In my head it follows easily from the definition I was given:
"A function $f: D \to \Bbb R$ is said to be uniformly continuous on $D \iff \forall \epsilon >0 , \exists \ \delta$ such that $|x-y| < \delta \implies |f(x) - f(y)| < \epsilon$"
But I know I can't use that in place of a proof so it's making me wonder if I truly do know what the definition is telling me. I thought I could simply USE $|x-y| < \delta \implies |f(x) - f(y)| < \epsilon$ since $f(x) = x$ but I'm second guessing?
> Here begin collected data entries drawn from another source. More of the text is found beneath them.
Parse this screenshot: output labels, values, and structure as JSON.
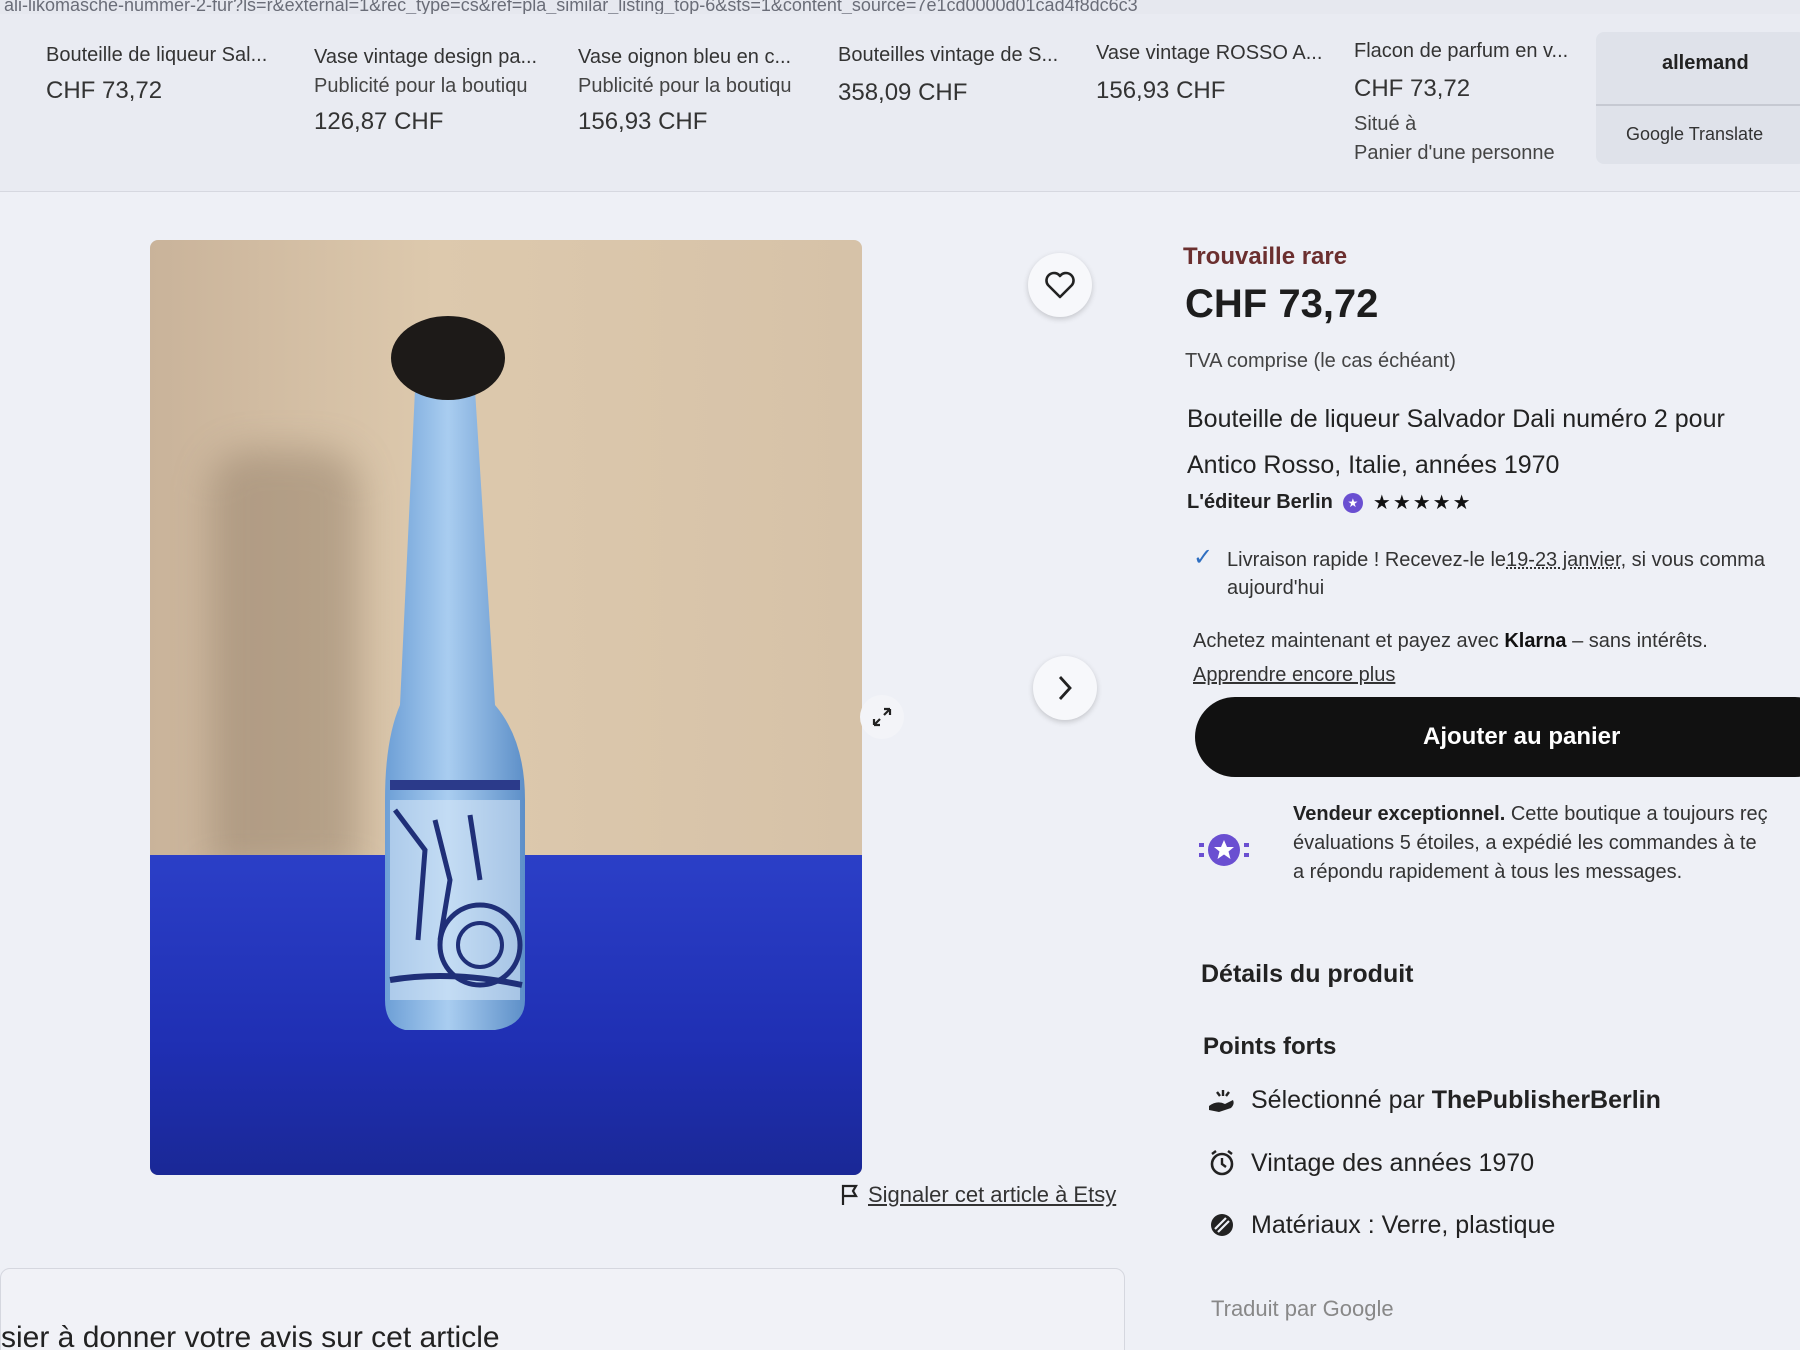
{
  "url": "ali-likomasche-nummer-2-fur?ls=r&external=1&rec_type=cs&ref=pla_similar_listing_top-6&sts=1&content_source=7e1cd0000d01cad4f8dc6c3",
  "similar": [
    {
      "title": "Bouteille de liqueur Sal...",
      "price": "CHF 73,72"
    },
    {
      "title": "Vase vintage design pa...",
      "sub": "Publicité pour la boutiqu",
      "price": "126,87 CHF"
    },
    {
      "title": "Vase oignon bleu en c...",
      "sub": "Publicité pour la boutiqu",
      "price": "156,93 CHF"
    },
    {
      "title": "Bouteilles vintage de S...",
      "price": "358,09 CHF"
    },
    {
      "title": "Vase vintage ROSSO A...",
      "price": "156,93 CHF"
    },
    {
      "title": "Flacon de parfum en v...",
      "price": "CHF 73,72",
      "sub": "Situé à",
      "sub2": "Panier d'une personne"
    }
  ],
  "translate": {
    "language": "allemand",
    "label": "Google Translate"
  },
  "listing": {
    "rare_label": "Trouvaille rare",
    "price": "CHF 73,72",
    "vat": "TVA comprise (le cas échéant)",
    "title_line1": "Bouteille de liqueur Salvador Dali numéro 2 pour",
    "title_line2": "Antico Rosso, Italie, années 1970",
    "seller": "L'éditeur Berlin",
    "stars": "★★★★★",
    "delivery_pre": "Livraison rapide ! Recevez-le le",
    "delivery_date": "19-23 janvier",
    "delivery_post": ", si vous comma",
    "delivery_line2": "aujourd'hui",
    "klarna_pre": "Achetez maintenant et payez avec ",
    "klarna_brand": "Klarna",
    "klarna_post": " – sans intérêts.",
    "klarna_link": "Apprendre encore plus",
    "cart_button": "Ajouter au panier",
    "star_seller_bold": "Vendeur exceptionnel.",
    "star_seller_text1": " Cette boutique a toujours reç",
    "star_seller_text2": "évaluations 5 étoiles, a expédié les commandes à te",
    "star_seller_text3": "a répondu rapidement à tous les messages.",
    "details_heading": "Détails du produit",
    "points_heading": "Points forts",
    "highlights": [
      {
        "pre": "Sélectionné par ",
        "bold": "ThePublisherBerlin",
        "icon": "hand-pick-icon"
      },
      {
        "pre": "Vintage des années 1970",
        "icon": "clock-icon"
      },
      {
        "pre": "Matériaux : Verre, plastique",
        "icon": "materials-icon"
      }
    ],
    "translated_by": "Traduit par Google"
  },
  "report_link": "Signaler cet article à Etsy",
  "review_prompt": "sier à donner votre avis sur cet article"
}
That doesn't seem right...
Let $\epsilon>0$. What we wish to show that there exists a $\delta >0$ such that when we assume $|x-y| < \delta$, this implies $|f(x)-f(y)|< \epsilon$. But, note that $$|f(x) - f(y)|=|x-y|.$$ So the "trivial" part is that we just choose $\delta = \epsilon$, because then we have $$|x-y| < \delta=\epsilon \implies |x-y|<\epsilon \implies |f(x) - f(y)|<\epsilon$$ as needed!